UBER: Earnings, Valuation, Free Cash Flow Forecasts
But the stock has rallied big just since its Q1 earnings report. Indeed, price momentum is high while fundamental earnings growth is an A+. If we scan the valuation dashboard, we see that UBER trades at 2.17 times forward revenue – that’s about half the 5-year historical trailing P/S, but its price-to-book ratio is lofty. Let’s look at it this way: If we assume $2 of EPS and apply a 25x multiple (significantly above that of the Industrials sector), then the fair value is near $50. And that would equate to a P/S near 2.7 – still reasonable.
UBER: High Growth Warrants A High Valuation
Looking ahead, corporate event data provided by Wall Street Horizon show an unconfirmed Q2 2023 earnings date of Tuesday, August 1. That will be a particularly volatile day, most likely, as the firm’s annual shareholders’ meeting takes place later that morning and afternoon. Before August, though, UBER is slated to present at the New Street Research Future of Transportation Conference 2023 on June 12. Other industry players like Tesla and NVIDIA will be there.

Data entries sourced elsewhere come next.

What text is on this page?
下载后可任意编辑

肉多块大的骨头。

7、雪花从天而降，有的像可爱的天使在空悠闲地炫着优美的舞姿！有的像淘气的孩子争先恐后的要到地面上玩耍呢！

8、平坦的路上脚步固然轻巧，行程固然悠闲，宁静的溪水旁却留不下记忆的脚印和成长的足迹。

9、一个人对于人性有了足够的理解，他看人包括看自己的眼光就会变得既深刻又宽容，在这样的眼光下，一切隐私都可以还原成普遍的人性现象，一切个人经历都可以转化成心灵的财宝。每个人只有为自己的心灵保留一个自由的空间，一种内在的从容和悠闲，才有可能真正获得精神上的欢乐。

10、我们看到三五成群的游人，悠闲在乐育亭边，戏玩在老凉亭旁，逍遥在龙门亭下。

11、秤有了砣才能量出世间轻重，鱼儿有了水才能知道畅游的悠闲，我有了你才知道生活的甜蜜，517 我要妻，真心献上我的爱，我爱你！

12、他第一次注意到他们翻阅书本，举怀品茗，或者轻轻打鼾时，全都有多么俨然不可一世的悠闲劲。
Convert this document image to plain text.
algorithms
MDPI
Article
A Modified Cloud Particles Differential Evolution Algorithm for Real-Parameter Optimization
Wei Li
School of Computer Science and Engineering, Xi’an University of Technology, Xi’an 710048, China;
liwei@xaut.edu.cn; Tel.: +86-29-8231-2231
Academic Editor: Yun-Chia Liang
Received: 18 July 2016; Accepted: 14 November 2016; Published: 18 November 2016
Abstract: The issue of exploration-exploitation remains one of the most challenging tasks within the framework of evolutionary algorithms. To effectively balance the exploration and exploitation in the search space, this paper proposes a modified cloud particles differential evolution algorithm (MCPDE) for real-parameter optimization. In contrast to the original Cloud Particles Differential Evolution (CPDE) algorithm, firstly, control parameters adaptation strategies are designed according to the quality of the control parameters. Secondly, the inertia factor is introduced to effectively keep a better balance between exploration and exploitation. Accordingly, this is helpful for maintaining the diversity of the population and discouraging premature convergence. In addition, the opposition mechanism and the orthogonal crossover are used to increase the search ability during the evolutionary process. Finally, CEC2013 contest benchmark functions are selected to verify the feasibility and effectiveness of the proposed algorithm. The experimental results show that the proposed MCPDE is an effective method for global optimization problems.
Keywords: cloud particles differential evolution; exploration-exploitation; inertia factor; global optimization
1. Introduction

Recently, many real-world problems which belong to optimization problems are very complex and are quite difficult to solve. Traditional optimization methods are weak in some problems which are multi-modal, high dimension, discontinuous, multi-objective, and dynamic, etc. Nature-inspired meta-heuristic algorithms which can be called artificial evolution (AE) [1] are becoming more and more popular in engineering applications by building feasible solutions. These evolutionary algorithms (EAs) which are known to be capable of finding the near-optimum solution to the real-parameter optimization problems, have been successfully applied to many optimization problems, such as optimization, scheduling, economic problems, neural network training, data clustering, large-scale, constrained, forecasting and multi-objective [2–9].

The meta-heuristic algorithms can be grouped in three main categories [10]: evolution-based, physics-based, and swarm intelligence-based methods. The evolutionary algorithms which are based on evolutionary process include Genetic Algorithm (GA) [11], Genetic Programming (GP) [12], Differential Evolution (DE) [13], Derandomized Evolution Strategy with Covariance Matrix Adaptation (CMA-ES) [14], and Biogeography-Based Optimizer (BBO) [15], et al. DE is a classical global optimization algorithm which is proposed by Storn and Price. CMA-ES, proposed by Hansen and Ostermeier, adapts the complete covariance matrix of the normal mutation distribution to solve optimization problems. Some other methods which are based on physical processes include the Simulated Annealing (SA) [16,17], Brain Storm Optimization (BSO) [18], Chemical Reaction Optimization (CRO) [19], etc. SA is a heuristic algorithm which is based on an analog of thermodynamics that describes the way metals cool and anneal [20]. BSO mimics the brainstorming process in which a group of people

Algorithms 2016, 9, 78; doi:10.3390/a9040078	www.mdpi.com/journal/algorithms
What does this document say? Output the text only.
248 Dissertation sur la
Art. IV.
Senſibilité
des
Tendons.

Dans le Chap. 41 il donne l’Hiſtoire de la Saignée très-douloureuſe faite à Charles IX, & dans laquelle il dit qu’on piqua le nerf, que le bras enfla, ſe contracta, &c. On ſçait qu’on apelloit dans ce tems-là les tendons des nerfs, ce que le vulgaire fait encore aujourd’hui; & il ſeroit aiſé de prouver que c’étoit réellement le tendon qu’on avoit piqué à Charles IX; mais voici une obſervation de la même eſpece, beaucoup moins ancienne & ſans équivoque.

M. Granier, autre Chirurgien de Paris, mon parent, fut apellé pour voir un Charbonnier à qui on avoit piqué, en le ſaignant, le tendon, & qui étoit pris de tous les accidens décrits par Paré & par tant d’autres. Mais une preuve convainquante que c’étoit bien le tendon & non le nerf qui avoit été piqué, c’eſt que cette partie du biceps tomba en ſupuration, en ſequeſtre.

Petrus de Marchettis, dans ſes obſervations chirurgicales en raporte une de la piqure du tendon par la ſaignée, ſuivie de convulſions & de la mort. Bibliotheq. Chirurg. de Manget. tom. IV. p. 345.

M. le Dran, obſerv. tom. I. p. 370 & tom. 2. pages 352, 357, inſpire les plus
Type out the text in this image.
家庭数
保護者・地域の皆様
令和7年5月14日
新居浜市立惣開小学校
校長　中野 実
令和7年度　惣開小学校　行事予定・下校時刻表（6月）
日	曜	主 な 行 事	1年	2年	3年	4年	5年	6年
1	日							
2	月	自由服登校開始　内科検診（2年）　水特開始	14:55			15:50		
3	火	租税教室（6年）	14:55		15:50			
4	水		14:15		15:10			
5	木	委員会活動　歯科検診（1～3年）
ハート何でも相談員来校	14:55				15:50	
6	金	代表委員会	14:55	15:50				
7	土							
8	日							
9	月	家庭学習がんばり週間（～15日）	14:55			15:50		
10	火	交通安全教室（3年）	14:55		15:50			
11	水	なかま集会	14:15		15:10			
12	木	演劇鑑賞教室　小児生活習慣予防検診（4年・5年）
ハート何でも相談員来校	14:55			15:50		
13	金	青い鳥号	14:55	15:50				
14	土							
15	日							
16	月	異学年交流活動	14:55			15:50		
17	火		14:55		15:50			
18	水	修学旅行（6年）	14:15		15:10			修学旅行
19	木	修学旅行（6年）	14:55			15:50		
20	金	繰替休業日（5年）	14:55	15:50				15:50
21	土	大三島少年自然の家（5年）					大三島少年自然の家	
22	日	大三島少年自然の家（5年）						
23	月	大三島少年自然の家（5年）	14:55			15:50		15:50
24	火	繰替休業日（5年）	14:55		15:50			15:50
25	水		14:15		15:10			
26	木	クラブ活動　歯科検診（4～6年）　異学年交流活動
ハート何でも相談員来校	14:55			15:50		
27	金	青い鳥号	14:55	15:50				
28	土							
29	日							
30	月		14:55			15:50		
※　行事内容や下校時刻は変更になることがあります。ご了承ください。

Corporate Event Risk Calendar
The Technical Take
While the GARP play on UBER appears solid, what does the chart say? Notice in the graph below that shares recently broke through a key resistance level in the $37-$38 range. The stock put in a bearish to bullish reversal, known as a bullish rounded bottom, with a trough just under $20. The breakout above the mid-$30s implies a measured move price objective to the low $50s. Immediately under that, though, I see key resistance from the late 2021 highs and early 2021 range lows.
With a volume spike around its May earnings report and a gap higher, the bulls appear in control. Also, the long-term 200-day moving average is upward-sloping – another arrow in the bullish quiver. What’s concerning near term, though, is a modest negative divergence in the RSI momentum indicator at the top of the chart. I’d like to have seen a more pronounced, higher momentum thrust. For now, however, I see a move to $50 in play.
UBER: Bullish Breakout, Eyeing $50 Upside Target
The Bottom Line
Growth investors should consider going for a ride in UBER. The valuation is not all that expensive considering the EPS trajectory. Technicals, meanwhile, buttress the bullish case.